If things go as rumored, the iPhone will switch to a USB-C connector in just a few weeks for the iPhone 15.  This ends a will they or won’t they quite frankly lasted almost as long as Mulder and Scully.  The USB Type C Connector is not new to Apple.  In fact, entire generations of Macs that use this connector have been removed from support for macOS Sonoma.  Nobody outside of Apple knows exactly why it took eight years to introduce this to the iPhone, so let’s look at the technology and its disadvantages.

What is USB-C?

Exactly what USB-C is frankly confuses people.  It’s not a technology itself, but a connector.  It’s designed to replace multiple different connectors with a single one that is just slightly larger than Apple’s proprietary Lightning connector.  Essentially it replaces USB Type A, USB Type B, Micro USB, Mini USB, USB-B 3.0, Mini- Displayport, Displayport, Mini-HDMI, HDMI, and Thunderbolt with a single port.  

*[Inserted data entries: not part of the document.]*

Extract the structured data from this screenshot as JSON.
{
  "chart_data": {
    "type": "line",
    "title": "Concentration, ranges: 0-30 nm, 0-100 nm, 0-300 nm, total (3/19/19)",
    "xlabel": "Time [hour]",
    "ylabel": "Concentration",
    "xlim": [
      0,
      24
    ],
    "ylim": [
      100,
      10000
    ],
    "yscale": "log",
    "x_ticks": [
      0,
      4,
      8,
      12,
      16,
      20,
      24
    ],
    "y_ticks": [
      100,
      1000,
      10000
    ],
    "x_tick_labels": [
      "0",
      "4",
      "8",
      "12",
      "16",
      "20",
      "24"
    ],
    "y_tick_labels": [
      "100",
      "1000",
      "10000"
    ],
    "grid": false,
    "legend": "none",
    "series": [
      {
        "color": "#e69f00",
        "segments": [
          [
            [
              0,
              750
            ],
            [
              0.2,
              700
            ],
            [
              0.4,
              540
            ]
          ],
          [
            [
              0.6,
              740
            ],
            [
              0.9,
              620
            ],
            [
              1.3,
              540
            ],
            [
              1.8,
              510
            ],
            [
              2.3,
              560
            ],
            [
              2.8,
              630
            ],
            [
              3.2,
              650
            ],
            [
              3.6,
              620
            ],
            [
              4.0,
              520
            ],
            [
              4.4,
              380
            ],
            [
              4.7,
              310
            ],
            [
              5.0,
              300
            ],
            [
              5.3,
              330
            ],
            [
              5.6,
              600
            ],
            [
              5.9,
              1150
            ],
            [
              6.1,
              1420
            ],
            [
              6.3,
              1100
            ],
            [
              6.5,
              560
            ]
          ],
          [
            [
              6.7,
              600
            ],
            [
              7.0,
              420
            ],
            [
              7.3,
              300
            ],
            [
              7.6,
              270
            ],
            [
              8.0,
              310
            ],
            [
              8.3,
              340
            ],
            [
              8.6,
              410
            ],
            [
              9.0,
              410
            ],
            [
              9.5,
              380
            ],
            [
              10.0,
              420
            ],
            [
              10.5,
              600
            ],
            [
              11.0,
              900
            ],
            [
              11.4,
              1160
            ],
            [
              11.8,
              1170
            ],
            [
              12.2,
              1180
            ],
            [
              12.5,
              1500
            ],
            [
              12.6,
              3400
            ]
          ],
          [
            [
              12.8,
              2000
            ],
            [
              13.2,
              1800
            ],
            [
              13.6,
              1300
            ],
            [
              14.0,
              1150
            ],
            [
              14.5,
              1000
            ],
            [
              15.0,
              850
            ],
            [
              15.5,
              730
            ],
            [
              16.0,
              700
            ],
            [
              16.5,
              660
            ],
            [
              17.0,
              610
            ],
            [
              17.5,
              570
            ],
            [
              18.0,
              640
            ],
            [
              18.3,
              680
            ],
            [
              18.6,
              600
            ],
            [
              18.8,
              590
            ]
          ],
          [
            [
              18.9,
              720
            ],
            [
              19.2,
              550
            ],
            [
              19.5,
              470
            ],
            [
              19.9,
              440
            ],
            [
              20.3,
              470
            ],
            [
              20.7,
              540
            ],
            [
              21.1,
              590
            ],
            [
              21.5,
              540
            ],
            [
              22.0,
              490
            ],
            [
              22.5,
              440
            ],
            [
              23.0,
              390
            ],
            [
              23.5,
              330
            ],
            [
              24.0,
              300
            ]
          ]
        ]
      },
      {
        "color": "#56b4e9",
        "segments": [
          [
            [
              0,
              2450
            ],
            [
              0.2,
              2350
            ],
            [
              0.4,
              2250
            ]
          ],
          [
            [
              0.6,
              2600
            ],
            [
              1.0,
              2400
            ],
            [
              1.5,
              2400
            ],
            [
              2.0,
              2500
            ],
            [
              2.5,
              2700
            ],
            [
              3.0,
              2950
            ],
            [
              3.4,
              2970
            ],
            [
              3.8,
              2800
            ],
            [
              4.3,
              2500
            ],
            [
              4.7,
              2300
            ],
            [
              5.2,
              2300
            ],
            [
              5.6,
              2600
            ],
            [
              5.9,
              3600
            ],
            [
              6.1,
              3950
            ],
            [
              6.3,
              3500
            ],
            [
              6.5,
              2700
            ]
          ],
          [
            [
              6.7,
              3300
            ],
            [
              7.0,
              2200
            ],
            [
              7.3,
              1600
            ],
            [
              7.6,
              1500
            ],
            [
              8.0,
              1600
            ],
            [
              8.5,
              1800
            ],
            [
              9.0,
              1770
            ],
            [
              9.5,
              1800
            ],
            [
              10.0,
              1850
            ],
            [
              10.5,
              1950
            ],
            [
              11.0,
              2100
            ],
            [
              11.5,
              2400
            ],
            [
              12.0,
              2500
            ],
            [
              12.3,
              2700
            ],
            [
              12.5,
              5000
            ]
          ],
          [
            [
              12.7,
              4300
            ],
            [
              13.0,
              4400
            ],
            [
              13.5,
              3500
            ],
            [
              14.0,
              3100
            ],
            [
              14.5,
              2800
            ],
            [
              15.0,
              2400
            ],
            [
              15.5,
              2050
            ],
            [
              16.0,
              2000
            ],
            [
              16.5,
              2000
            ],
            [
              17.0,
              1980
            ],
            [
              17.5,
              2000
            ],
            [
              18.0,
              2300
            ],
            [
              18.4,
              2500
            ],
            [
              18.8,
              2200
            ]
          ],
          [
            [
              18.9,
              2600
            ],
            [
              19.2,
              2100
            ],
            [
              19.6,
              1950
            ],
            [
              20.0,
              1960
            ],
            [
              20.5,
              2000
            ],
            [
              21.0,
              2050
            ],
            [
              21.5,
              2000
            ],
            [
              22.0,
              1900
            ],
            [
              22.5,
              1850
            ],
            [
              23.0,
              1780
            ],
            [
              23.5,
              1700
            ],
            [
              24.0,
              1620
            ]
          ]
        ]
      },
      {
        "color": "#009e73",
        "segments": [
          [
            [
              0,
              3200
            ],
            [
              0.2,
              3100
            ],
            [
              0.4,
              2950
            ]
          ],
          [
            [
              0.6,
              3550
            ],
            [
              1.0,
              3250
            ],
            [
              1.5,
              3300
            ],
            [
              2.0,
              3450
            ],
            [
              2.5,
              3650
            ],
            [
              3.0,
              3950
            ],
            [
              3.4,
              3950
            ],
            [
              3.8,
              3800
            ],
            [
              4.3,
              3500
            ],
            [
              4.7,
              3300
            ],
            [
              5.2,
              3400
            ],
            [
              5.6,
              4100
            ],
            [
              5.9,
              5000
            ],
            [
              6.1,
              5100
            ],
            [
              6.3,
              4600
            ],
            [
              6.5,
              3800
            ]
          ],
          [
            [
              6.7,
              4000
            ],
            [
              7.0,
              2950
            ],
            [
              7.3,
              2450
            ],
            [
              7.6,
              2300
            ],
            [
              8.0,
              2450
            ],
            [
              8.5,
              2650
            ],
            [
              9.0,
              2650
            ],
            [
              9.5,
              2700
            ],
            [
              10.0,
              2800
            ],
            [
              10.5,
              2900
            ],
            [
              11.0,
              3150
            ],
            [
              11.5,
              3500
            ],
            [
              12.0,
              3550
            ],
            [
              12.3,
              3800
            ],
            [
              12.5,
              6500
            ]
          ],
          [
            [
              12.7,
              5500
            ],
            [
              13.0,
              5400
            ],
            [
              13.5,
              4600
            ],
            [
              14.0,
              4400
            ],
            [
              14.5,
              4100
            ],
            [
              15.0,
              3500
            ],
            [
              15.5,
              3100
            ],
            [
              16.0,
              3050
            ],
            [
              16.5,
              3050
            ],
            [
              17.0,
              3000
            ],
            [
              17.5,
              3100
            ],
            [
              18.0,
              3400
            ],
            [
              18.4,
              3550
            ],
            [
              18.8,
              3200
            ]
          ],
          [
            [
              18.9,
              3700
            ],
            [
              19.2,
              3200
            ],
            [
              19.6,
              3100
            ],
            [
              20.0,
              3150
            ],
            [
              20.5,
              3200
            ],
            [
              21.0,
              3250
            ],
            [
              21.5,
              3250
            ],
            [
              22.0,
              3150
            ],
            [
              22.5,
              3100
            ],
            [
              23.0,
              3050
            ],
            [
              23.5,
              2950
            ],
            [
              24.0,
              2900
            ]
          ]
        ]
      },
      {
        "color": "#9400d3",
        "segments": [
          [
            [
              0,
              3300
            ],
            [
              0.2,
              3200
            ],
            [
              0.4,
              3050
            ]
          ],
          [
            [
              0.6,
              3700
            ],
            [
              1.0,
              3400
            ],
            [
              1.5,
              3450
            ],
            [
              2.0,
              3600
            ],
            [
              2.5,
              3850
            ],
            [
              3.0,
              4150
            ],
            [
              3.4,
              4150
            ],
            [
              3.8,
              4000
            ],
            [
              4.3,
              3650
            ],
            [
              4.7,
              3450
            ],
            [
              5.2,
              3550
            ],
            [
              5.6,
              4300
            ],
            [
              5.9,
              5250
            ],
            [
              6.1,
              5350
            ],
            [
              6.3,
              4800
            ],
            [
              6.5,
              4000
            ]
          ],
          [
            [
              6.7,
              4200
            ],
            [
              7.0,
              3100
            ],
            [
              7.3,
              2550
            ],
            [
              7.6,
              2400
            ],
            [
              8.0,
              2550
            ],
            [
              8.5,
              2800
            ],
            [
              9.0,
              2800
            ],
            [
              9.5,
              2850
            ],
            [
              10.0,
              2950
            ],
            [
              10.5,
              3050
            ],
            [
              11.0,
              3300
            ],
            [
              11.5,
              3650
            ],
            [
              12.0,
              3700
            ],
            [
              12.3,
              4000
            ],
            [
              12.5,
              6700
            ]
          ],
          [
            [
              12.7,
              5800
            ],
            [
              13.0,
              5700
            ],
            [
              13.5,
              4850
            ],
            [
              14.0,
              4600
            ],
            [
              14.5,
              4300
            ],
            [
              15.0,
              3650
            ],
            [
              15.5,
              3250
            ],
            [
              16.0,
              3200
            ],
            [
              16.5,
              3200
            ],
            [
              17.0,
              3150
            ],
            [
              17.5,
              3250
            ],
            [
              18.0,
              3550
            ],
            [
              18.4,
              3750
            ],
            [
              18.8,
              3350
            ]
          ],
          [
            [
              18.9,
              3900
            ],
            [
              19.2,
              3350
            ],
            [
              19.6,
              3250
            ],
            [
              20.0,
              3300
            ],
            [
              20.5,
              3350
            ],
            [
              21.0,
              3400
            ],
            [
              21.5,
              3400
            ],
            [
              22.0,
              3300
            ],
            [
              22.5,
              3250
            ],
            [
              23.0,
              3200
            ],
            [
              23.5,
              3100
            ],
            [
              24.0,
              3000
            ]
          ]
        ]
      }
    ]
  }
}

Where it gets confusing, anyone USB-C port may not do all of that.  It can be charge only, USB 2.x, USB 3.x, 4.x, data, Thunderbolt 3 or 4 with Displayport or HDMI alternative modes.  In other words, unless you buy a Thunderbolt 4 cable and use it with a Thunderbolt 4 port, you cannot be entirely sure your port can do all of that.  In fact, with Apple’s current iPad Line up, the iPad 10 uses USB 2.0 USB-C, the iPad mini 6 has a 5Gbps USB-C Port, the iPad Air 5 has a 10Gbps USB-C Port, and the M2 iPad Pro has Thunderbolt 3/ USB 4 using the Type-C connector.  Yeah, it gets confusing.  However, the confusion is among experienced users.  The vast majority of users I’ve talked to do not use their iPhone for data transfer, they only charge it.  The Type-C connector on any Mac or iPad can charge using any standard USB-C Power brick.  Ironically, so can the vast majority of non-Apple phones and devices.  

Long-Lived Lightning 

Lightning was revolutionary when it replaced Apple’s 30-pin connector just shy of 11 years ago.  It was impossibly small, reversible, and magnetic, and the USB 2.0 data speeds were pretty speedy at the time.  As it’s phased out, it should be something that is very fondly remembered by the Apple faithful.  In fact, it was the inspiration of USB Type-C, which Apple introduced to the 12” MacBook in 2015, the MacBook Pro the following year, and the MacBook Air in 2018.  The Mac pushed the adoption of the type-C connector and the industry followed for computers, phones, tablets, and accessories.  The holdout was ironically Apple’s mobile devices and accessories.  

Final thoughts

So what’s the legacy of Lighting in 2023?  Confusion.  I have a family member with a MacBook Air 4th gen. to my family member, the cable looks the same as the lighting cable going to their iPhone.  They are confused as to why this cable will work with their tablet, my Mac, and the Android phone of a family friend, but not their iPhone.  The same goes for the lighting version of the silver Apple TV remote.  They do not care which version of USB or Thunderbolt or HDMI or DisplayPort the port supports.  The overwhelming majority of iPhone users are not tech-savvy.  They do not care that a USB 2.0 USB-C cable wouldn’t have any speed advantages over Lighting.  They care able being able to charge their devices from the same cable.  USB-C became the standard cable of the industry years ago.  When Apple introduced the iPhone of the future in 2017, the iPhone X, it should have been USB-C with 2.0 speeds.  


While the data side is a mess, having a single device connector that can charge any iPhone, iPad, Mac, or accessory fulfills the Apple promise of it just works.